Чем дальше они отходили от молящихся, тем тяжелее и глуше становились шаги ширетуя, заставляя ховрака стыть в предчувствии неизбежного скорого наказания. И когда Жамц остановился у своей двери, Пунцаг рухнул за его спиной на колени:
— Я виноват и заслужил наказания.
— Ты не виноват, — отозвался гэлун, не оборачиваясь. — Позови Чойсурена, пусть приготовит зеленую ванну к вечеру…
Узнав о распоряжении Жамца, Чойсурен удивился:
— Он же только вчера принимал свою ванну! Да и по правилам дацана сегодня это должен делать ты — кто прислуживает гэлуну на молитве, тот и провожает его на покой! Просто он решил избавиться от меня. Я это давно понял.
Чойсурен ушел огорченный, а Пунцаг снова внутренне рассмеялся: он был вторично сегодня отомщен. На этот раз за насмешку. Но тут же закрались сомнения в душу — отчего это ширетуй так милостив к нему, что даже не выбранил, и почему это так загадочно перемигнулись вчера Бадарч и Чойсурен, когда назвали его постельным мальчиком?
Проходящий с молитвы Жавьян задел бывшего своего ховрака краем одежды, как бы приглашая следовать за собой.
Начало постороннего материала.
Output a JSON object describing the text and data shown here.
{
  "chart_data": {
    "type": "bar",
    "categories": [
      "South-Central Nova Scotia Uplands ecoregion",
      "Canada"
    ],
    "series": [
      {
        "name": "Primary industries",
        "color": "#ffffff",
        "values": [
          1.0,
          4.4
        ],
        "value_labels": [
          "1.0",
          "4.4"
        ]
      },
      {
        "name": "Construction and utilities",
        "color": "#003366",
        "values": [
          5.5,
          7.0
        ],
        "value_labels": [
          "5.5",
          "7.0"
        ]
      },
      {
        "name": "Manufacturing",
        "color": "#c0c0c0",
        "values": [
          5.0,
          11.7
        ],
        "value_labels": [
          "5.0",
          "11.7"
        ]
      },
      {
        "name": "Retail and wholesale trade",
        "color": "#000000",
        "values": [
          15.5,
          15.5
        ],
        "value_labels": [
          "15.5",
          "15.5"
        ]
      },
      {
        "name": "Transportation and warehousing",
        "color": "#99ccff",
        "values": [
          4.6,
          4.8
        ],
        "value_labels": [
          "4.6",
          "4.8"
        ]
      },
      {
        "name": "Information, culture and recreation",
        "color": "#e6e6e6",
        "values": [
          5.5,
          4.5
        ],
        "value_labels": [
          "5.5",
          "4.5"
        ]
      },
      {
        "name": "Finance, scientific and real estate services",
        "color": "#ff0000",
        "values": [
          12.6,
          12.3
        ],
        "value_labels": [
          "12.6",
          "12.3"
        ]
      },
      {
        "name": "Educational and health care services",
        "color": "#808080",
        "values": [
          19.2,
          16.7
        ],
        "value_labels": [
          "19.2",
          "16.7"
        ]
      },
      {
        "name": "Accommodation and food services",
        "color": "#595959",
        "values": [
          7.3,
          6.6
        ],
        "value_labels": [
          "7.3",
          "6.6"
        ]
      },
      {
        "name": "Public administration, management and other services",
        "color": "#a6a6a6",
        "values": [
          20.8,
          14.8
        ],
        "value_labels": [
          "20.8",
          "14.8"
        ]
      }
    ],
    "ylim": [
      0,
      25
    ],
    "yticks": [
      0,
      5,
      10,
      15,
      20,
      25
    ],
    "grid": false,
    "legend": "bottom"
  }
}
Но Пунцаг, занятый своими мыслями, даже не заметил этого.
А Жавьян кривил губы и торопил шаги: горе хубуна не в том, что он молод и красив, а в том, что он глуп, исполнителен и слишком угодлив.
Глава вторая
БЕГЛЕЦ УХОДИТ ОТ ПОГОНИ
Поп топтался у порога, не решаясь пройти вперед без приглашения. А хозяин, копошащийся у окна с конской сбруей, не спешил зазывать неприятного гостя к очагу, к столу, к беседе. А ведь он, отец Севостьян, девять лет назад крестил этого раскосого минусинского татарина в христианскую веру и награждал новым православным именем! Был дикарь Доможак, стал христианин Федор! Во как! Знает, видно, бестия, что с пустыми руками пастырю грех велик уходить от пасомых…
Вот только — что с него взять? Не просто беден, а позорно нищ новообращенец, хотя и гордыни у него — что у генерала!.. И детей наплодил полную избу — вповалку уложить на пол, так и ступить будет некуда… Хорошо, что теплынь стоит по весне — дома мелюзгу не удержишь ни босой, ни раздетой! А зимой как же обходились?
— Ох-ох-хо! — вздохнул поп, опускаясь на грязную и обшарпанную скамью у входа, заваленную шкурами и какими-то волосяными веревками: для юрты, что ли? Так их и в пять юрт не затолкаешь!